A single road cuts through the Libyan desert from the coastal city of Benghazi to al-Uwaynat on the northwestern border of Sudan. It was that road, analysts say, that carried dozens of Colombian mercenaries to fight on the side of the Rapid Support Forces (RSF) in late 2024.
Sudanese Armed Forces (SAF) attacked the caravan in November using a drone to kill 22 Colombian fighters before they could join the RSF’s siege of el-Fasher, the capital of North Darfur state. North Darfur is the only state in western Sudan that remains out of the RSF’s control.
According to the Colombian publication La Silla, the Colombian mercenaries were among 300 originally recruited to serve as security guards in the United Arab Emirates (UAE) by Emirati company Global Security Service Group. Authorities there later ordered at least 40 of those mercenaries to Benghazi and, from there, to western Sudan — part of the UAE’s support for the RSF in its conflict with the SAF.
The Colombian government apologized to Sudan’s leaders twice after the caravan attack for the involvement of Colombian nationals on the side of the RSF.
Sudan’s conflict is not the first time the UAE has sent Colombian mercenaries into battle. Colombians were among a group of 450 Latin American mercenaries the UAE recruited in 2015 to fight Houthi rebels in Yemen. The presence of Colombian mercenaries in Sudan was revealed in videos SAF soldiers posted on X after they attacked the convoy moving toward el-Fasher. The videos show soldiers going through an assortment of documents, including a passport belonging to Colombian mercenary Lombana Moncayo.
British open-source investigative website Bellingcat used Moncayo’s social media posts to pinpoint the area in southeast Libya where Moncayo was traveling at the time.
“Bellingcat determined this footage was filmed from a moving vehicle heading towards the town of Al-Jawf in southwestern Libya, approximately 300-400km from the border with Sudan,” researcher Carlos Gonzales wrote on the group’s website.
According to Jeremy McDermott, co-founder of InSight Crime, the UAE is exploiting the fact that former Colombian Soldiers have few options for well-paid employment after they leave the military.
“It’s not just the training, but it’s the combat experience. And this is where the Colombians are far and away ahead of most militaries in the world,” McDermott, whose group investigates organized crime in Latin America, told NPR.

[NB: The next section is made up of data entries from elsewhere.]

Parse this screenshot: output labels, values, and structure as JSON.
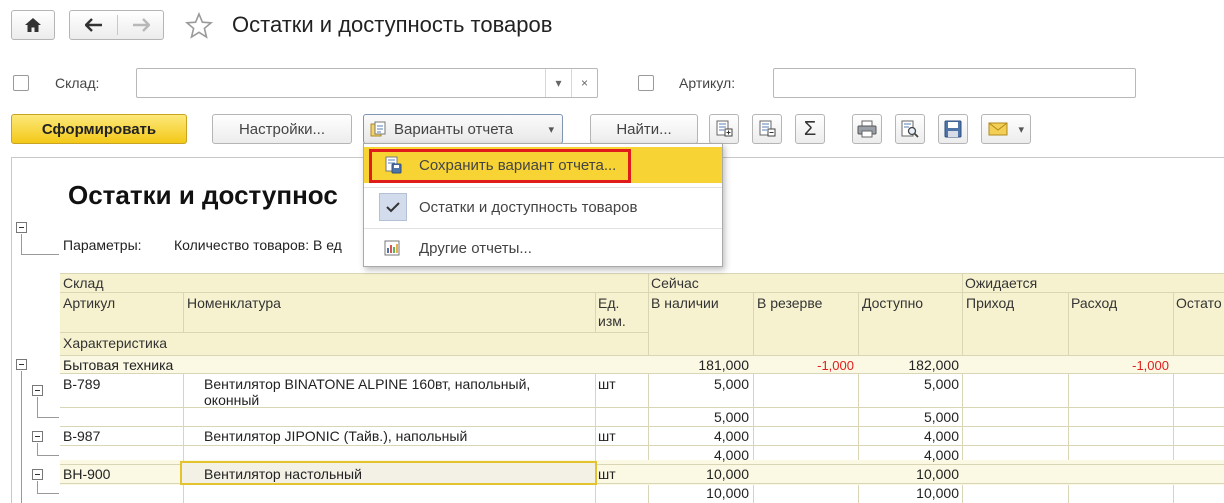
{
  "window": {
    "title": "Остатки и доступность товаров"
  },
  "filters": {
    "warehouse_label": "Склад:",
    "warehouse_value": "",
    "dropdown_glyph": "▾",
    "clear_glyph": "×",
    "article_label": "Артикул:",
    "article_value": ""
  },
  "toolbar": {
    "generate": "Сформировать",
    "settings": "Настройки...",
    "variants": "Варианты отчета",
    "find": "Найти...",
    "sum_glyph": "Σ"
  },
  "menu": {
    "items": [
      {
        "label": "Сохранить вариант отчета..."
      },
      {
        "label": "Остатки и доступность товаров"
      },
      {
        "label": "Другие отчеты..."
      }
    ]
  },
  "report": {
    "title": "Остатки и доступнос",
    "params_label": "Параметры:",
    "params_value": "Количество товаров: В ед",
    "headers": {
      "warehouse": "Склад",
      "now": "Сейчас",
      "expected": "Ожидается",
      "article": "Артикул",
      "nomenclature": "Номенклатура",
      "unit_line1": "Ед.",
      "unit_line2": "изм.",
      "in_stock": "В наличии",
      "reserved": "В резерве",
      "available": "Доступно",
      "incoming": "Приход",
      "outgoing": "Расход",
      "remainder": "Остато",
      "characteristic": "Характеристика"
    },
    "rows": [
      {
        "article": "Бытовая техника",
        "name": "",
        "unit": "",
        "in_stock": "181,000",
        "reserved": "-1,000",
        "available": "182,000",
        "incoming": "",
        "outgoing": "-1,000"
      },
      {
        "article": "В-789",
        "name": "Вентилятор BINATONE ALPINE 160вт, напольный,",
        "name2": "оконный",
        "unit": "шт",
        "in_stock": "5,000",
        "reserved": "",
        "available": "5,000",
        "incoming": "",
        "outgoing": ""
      },
      {
        "article": "",
        "name": "",
        "unit": "",
        "in_stock": "5,000",
        "reserved": "",
        "available": "5,000",
        "incoming": "",
        "outgoing": ""
      },
      {
        "article": "В-987",
        "name": "Вентилятор JIPONIC (Тайв.), напольный",
        "unit": "шт",
        "in_stock": "4,000",
        "reserved": "",
        "available": "4,000",
        "incoming": "",
        "outgoing": ""
      },
      {
        "article": "",
        "name": "",
        "unit": "",
        "in_stock": "4,000",
        "reserved": "",
        "available": "4,000",
        "incoming": "",
        "outgoing": ""
      },
      {
        "article": "ВН-900",
        "name": "Вентилятор настольный",
        "unit": "шт",
        "in_stock": "10,000",
        "reserved": "",
        "available": "10,000",
        "incoming": "",
        "outgoing": ""
      },
      {
        "article": "",
        "name": "",
        "unit": "",
        "in_stock": "10,000",
        "reserved": "",
        "available": "10,000",
        "incoming": "",
        "outgoing": ""
      }
    ]
  },
  "colors": {
    "accent_yellow": "#f3c818",
    "menu_highlight": "#f7d434",
    "highlight_border": "#e01b1b",
    "header_bg": "#f6f2cf",
    "negative": "#e02020"
  }
}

Colombian mercenaries have the added advantage that they’re cheaper than highly training ex-soldiers from other countries, McDermott said. La Silla Vacía has identified retired Colombian Army Col. Alvaro Quijano as the man behind the 300 mercenaries shipped to Sudan via the UAE. The mercenaries worked for International Services Agency A4SI (Academy for Security Instruction) owned by Quijano’s wife, Claudia Viviana Oliveros.
“This is a project that has deceived dozens of former Colombian military personnel with promises of work in the United Arab Emirates,” La Silla Vacía writers wrote in their report.
A4SI co-founder retired Colombian Army Maj. Omar Antonio Rodríguez, who sold his share in the company to Quijano and Oliveros in 2022, told La Silla Vacía that Colombian mercenaries were previously employed as security for Emirati officials as they traveled to other countries.
Rodríguez told La Silla Vacía that A4SI has not stopped recruiting since the deaths of Colombian mercenaries in Sudan.
“If they manage to bring the 1,500 men they plan to send to Sudan, that could represent 32 billion pesos [$7.7 million] in one year,” Rodríguez told La Silla Vacía.